Question

On increasing temperature from $200K$ to $220K$, rate constant of reaction $A$ increases by $3$ times and rate constant of reaction $B$ increases by $9$ times then correct relationship between activation energy of $A$ and $B$ is:
A. ${E_A} = 3{E_B}$
B. $3{E_A} = {E_B}$
C. ${E_B} = 2{E_A}$
D. ${E_A} = 2{E_B}$

Answer 1

For solving this question we first need to understand the effects of temperature. According to the average kinetic energy of a reaction, when the temperature of a system increases, then the rate of a reaction also increases.

Complete step by step answer:

As we know that the temperature $T$ is defined as the measure of the average kinetic energy of the particles of a substance.

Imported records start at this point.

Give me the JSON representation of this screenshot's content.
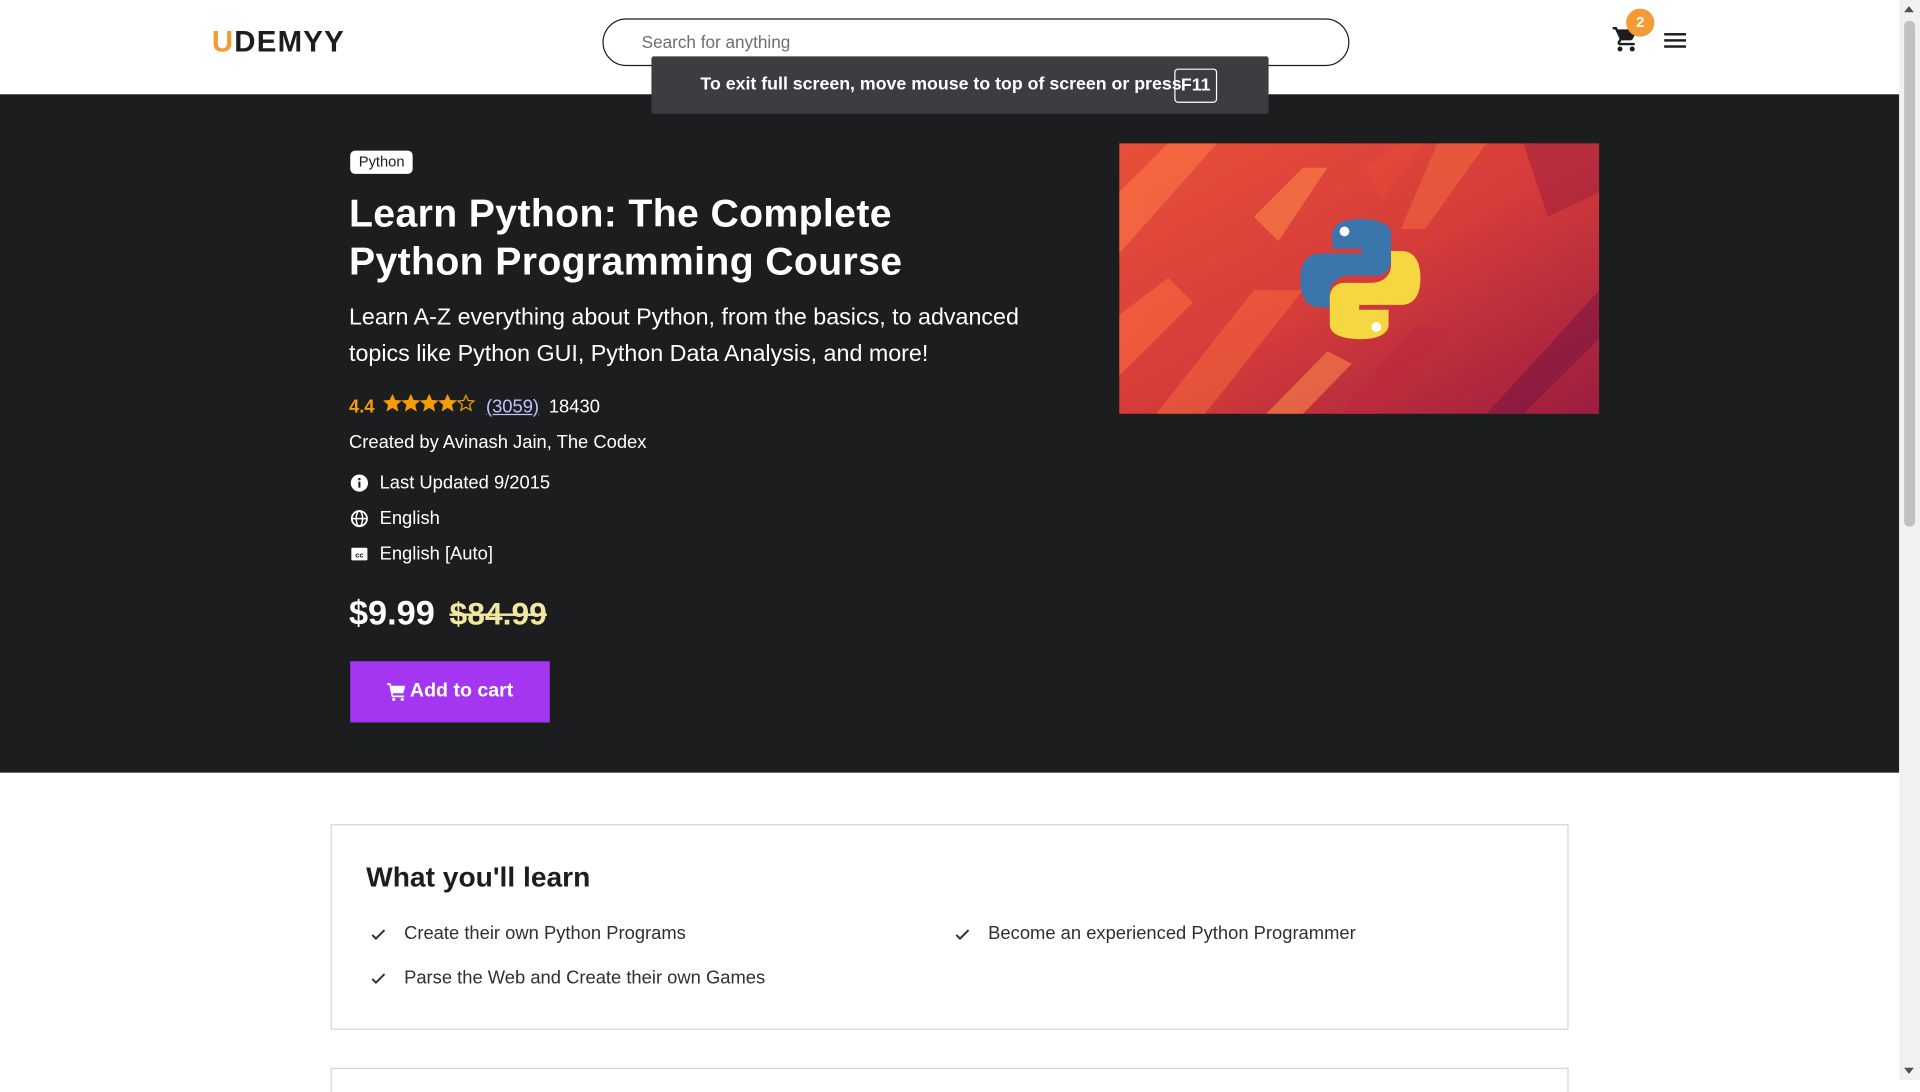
{
  "header": {
    "logo_first_letter": "U",
    "logo_rest": "DEMYY",
    "search_placeholder": "Search for anything",
    "cart_count": "2",
    "icons": [
      "cart-icon",
      "hamburger-menu-icon"
    ]
  },
  "fullscreen_notice": {
    "message": "To exit full screen, move mouse to top of screen or press",
    "key": "F11"
  },
  "course": {
    "tag": "Python",
    "title": "Learn Python: The Complete Python Programming Course",
    "subtitle": "Learn A-Z everything about Python, from the basics, to advanced topics like Python GUI, Python Data Analysis, and more!",
    "rating": "4.4",
    "rating_stars": 4.4,
    "rating_count": "(3059)",
    "students": "18430",
    "created_by_label": "Created by",
    "authors": "Avinash Jain, The Codex",
    "last_updated": "Last Updated 9/2015",
    "language": "English",
    "captions": "English [Auto]",
    "price": "$9.99",
    "original_price": "$84.99",
    "add_to_cart_label": "Add to cart"
  },
  "learn": {
    "title": "What you'll learn",
    "items": [
      "Create their own Python Programs",
      "Become an experienced Python Programmer",
      "Parse the Web and Create their own Games"
    ]
  },
  "colors": {
    "accent_orange": "#f59b36",
    "hero_bg": "#1c1d1f",
    "button_purple": "#a435f0",
    "star": "#f69c08",
    "old_price": "#f2e6a3"
  }
}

The higher the temperature, the higher the fraction of molecules with energies then the activation energy ${E_a}$ also increases.
Based on Arrhenius equation we can easily calculate the energy of activation of reaction based on the rate constant $K$ and temperature $T$.
So, the formula of the Arrhenius equation can be written as:
$K = A{e^{ - Ea/RT}}$
Where ${E_a}$ is the Arrhenius activation energy
$A =$ pre-exponential factor
and $R =$ Ideal gas constant
So, based on the question we will first note all the given quantities:
In case of reaction $A$:-
${T_1} = 200K$​, ${T_2} = 220K$ ​
So, $3{({r_1})_A} = 2{({r_2})_A}..........\left( i \right)$
Here, ${({r_1})_A} =$ rate of reaction $A$ at ${T_1}$ ​K
${({r_2})_A} =$​ rate of reaction $A$ at ${T_2}$ ​K
As we know that the rate of a reaction is directly proportional to the rate constant.
Therefore, rate of reaction $\propto$ Rate constant
$3{({K_1})_A} = {({K_2})_A}$
Where, ${K_1}$ and ${K_2}$ are the different rate constants at temperature ${T_1}$ and ${T_2}K$
Now, we know that $\dfrac{{{{({K_1})}_A}}}{{{{({K_2})}_A}}} = \dfrac{1}{3}.........\left( {ii} \right)$
Using (i) in (ii) and putting the values
Therefore, $\dfrac{{{{({K_1})}_A}}}{{{{({K_2})}_A}}} = \dfrac{1}{3}$
$\dfrac{1}{3} = \dfrac{{A{e^{ - Ea/R{T_1}}}}}{{A{e^{ - Ea/R{T_2}}}}}$
$\dfrac{1}{3} = {e^{ - Ea/R(\dfrac{1}{{{T_2}}} - \dfrac{1}{{{T_1}}})}}$
Here, we will substitute the values of temperature.
${e^{ - Ea/R(\dfrac{1}{{220}} - \dfrac{1}{{200}})}}$
$\dfrac{1}{3} = {e^{ + \dfrac{{{E_a}}}{R} \times \dfrac{{20}}{{220 \times 200}}}}$
${E_a} = 2200R\log \left( {\dfrac{1}{3}} \right)$
In case of reaction $B$:
${T_1} = 200K,{T_2} = 220K$
$\dfrac{{{{({K_1})}_B}}}{{{{({K_2})}_B}}} = \dfrac{1}{9}$
Now, we will follow the same steps as above:
$\log \left( {\dfrac{1}{9}} \right) = \dfrac{{{E_b}}}{R} \times \dfrac{1}{{2200}}$
${E_b} =$ activation energy of $B$
${E_b} = 2200R\log \left( {\dfrac{1}{9}} \right)$
Now, with the help of reaction A and B:
$\dfrac{{{E_a}}}{{{E_b}}} = \dfrac{{\log (1/3)}}{{\log (1/9)}} = \dfrac{1}{2}$
$2{E_a} = {E_b}$
$\therefore$ Option C is the correct answer.

Note:
We can define activation energy as the energy that is provided to compounds that result in a chemical reaction. Thus, activation energy of a reaction can be measured in joules per mole or kilojoules per mole or kilocalories per mole.